Sunday, 10 March 2013


I was born under a wandering star. The need to move, to get out, to explore and experience the world around me has been ever present in my life. I often wonder if this is nature or nurture. As a child my father was in the Canadian Navy, so we started in Victoria, then went to Halifax, then came back to Victoria. After that it was East Vancouver, then Stave Falls, then West End Vancouver, then Burnaby, then back to Mission then over to Abbotsford, and a few brief stopovers in between.

Even within those cities we moved about. In all of my childhood, I never went to a school for more than three years and I went to as many as three different schools in one year. School change was normal, regular, persistent. In order to do thirteen years of schooling, I went to nine different schools.

All that moving taught me a few things. It taught me that there are new and interesting people and places everywhere in the world. It taught me not to fear change and newness, but to revel in it, to find the adventure in it. It taught me that foods taste different in different places, even in different neighbourhoods in the same city. It taught me that life is different for those who travel about.

Moving taught me the frailty of possessions. My dad used to say "Three moves, one fire; same thing". He was right. When you moved stuff got broke. But it was just stuff, unimportant, something you used up in life. Special care and consideration only applied to those few precious things that meant more than what they were.

As a young man I thought all this moving about was bad for a family. After all, my family was fractionated and spread about, filled with divorce, distress and drama. My family was mobile, constantly moving and relocating and finding new places to live. So I set about finding a woman who had never been any place beyond Abbotsford, a woman who was content and even demanded to stay in one place, a woman whose family could be found within a stone's throw of each other.
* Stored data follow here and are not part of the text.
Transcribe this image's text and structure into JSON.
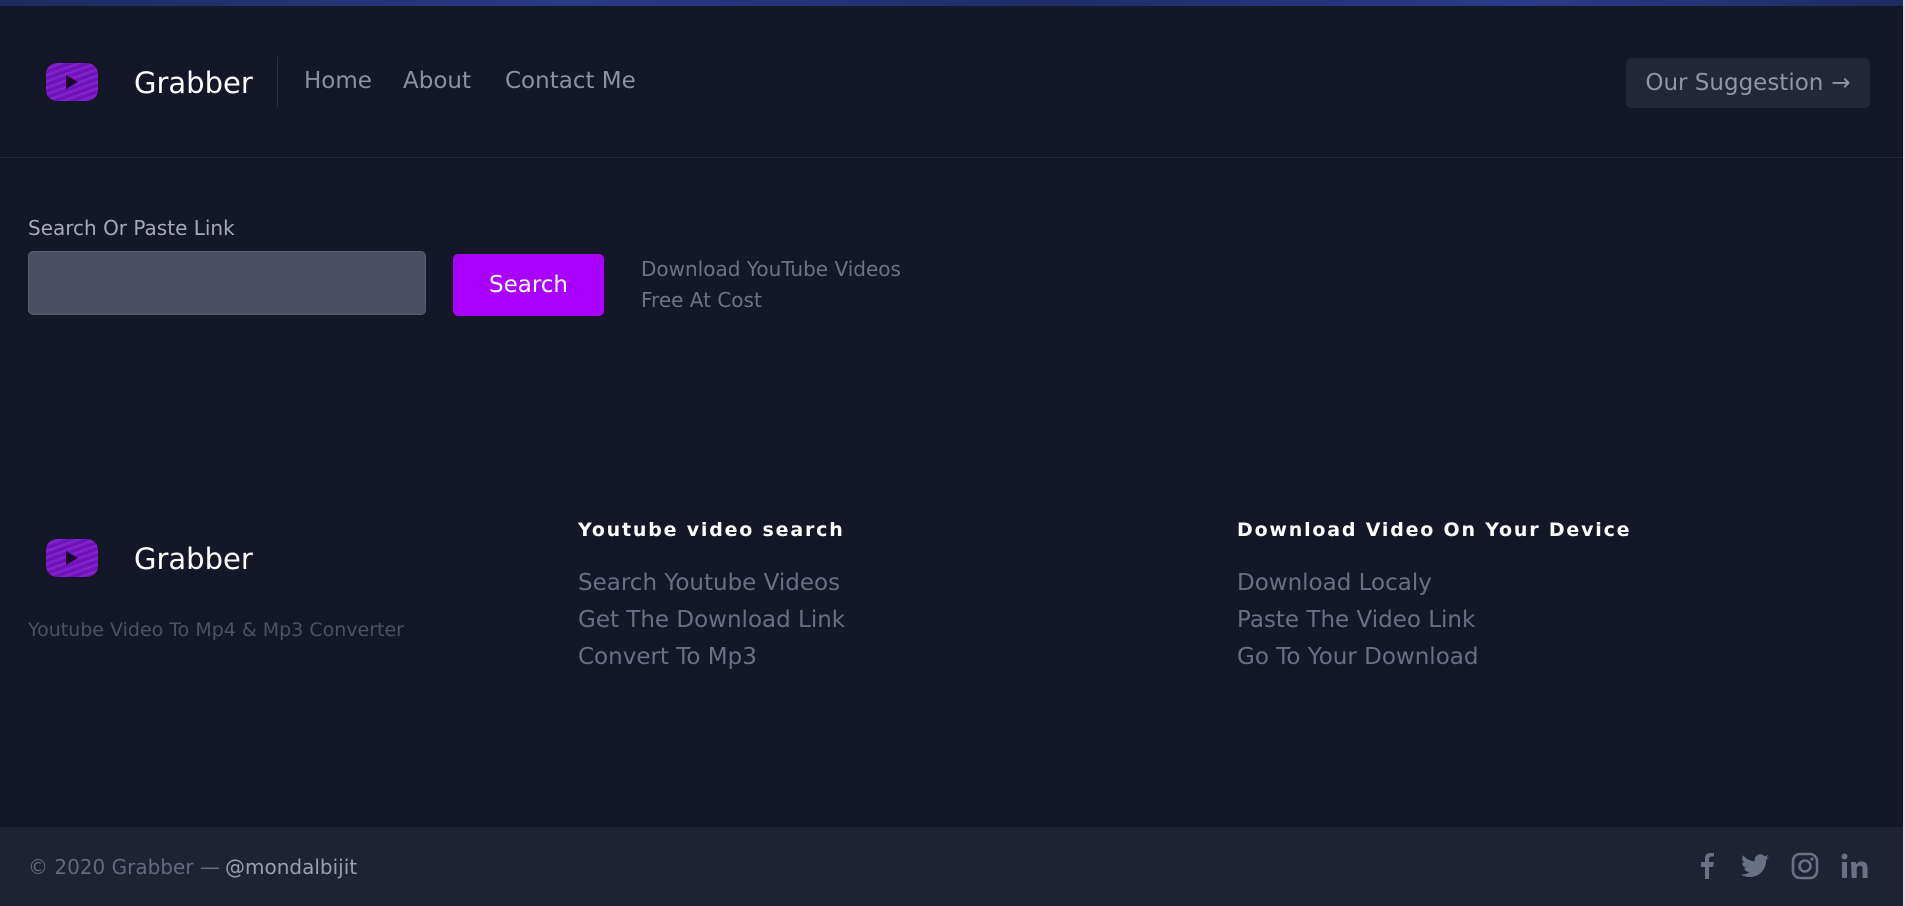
{
  "header": {
    "brand": "Grabber",
    "nav": [
      "Home",
      "About",
      "Contact Me"
    ],
    "suggestion_label": "Our Suggestion",
    "suggestion_arrow": "→"
  },
  "search": {
    "label": "Search Or Paste Link",
    "value": "",
    "placeholder": "",
    "button_label": "Search",
    "note_line1": "Download YouTube Videos",
    "note_line2": "Free At Cost"
  },
  "footer": {
    "brand": "Grabber",
    "tagline": "Youtube Video To Mp4 & Mp3 Converter",
    "col1": {
      "title": "Youtube video search",
      "links": [
        "Search Youtube Videos",
        "Get The Download Link",
        "Convert To Mp3"
      ]
    },
    "col2": {
      "title": "Download Video On Your Device",
      "links": [
        "Download Localy",
        "Paste The Video Link",
        "Go To Your Download"
      ]
    }
  },
  "bottom": {
    "copyright": "© 2020 Grabber —",
    "handle": "@mondalbijit",
    "social_icons": [
      "facebook-icon",
      "twitter-icon",
      "instagram-icon",
      "linkedin-icon"
    ]
  },
  "colors": {
    "background": "#141727",
    "accent": "#aa00ff",
    "bottom_bar": "#1e2233",
    "logo": "#7d1cc9"
  }
}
I pretty much raised my family primarily in one house. My wife's family was always nearby, ever present. My children were born in the same hospital as their mother and their aunts and uncles and cousins. They went to the same school as their grandmother, all of them. They all went to the same high school, had the same teachers, knew each other's friends.

Yet even with that, my children are spread all over the country. My daughter and her husband live in Victoria, another daughter and husband in Abbotsford, another in Toronto, and my son here with me in Calgary. They are all travelers, explorers, people who love the enchantment of far away places. They all know how to build a life no matter where they are.

So perhaps there is no right way or wrong way. Moving about teaches you things; staying put teaches you things. Stability isn't found in staying in one place, it's found inside of yourself, by staying open, true and aware. Stability is not found in where you live, it's found in how you live. Stability is not where you are, it's who you are. Having someone physically close is no indicator of emotional closeness.

Today I am going to get in my truck and go for a drive. I am going to wander. Something interesting will happen. That's the way it works.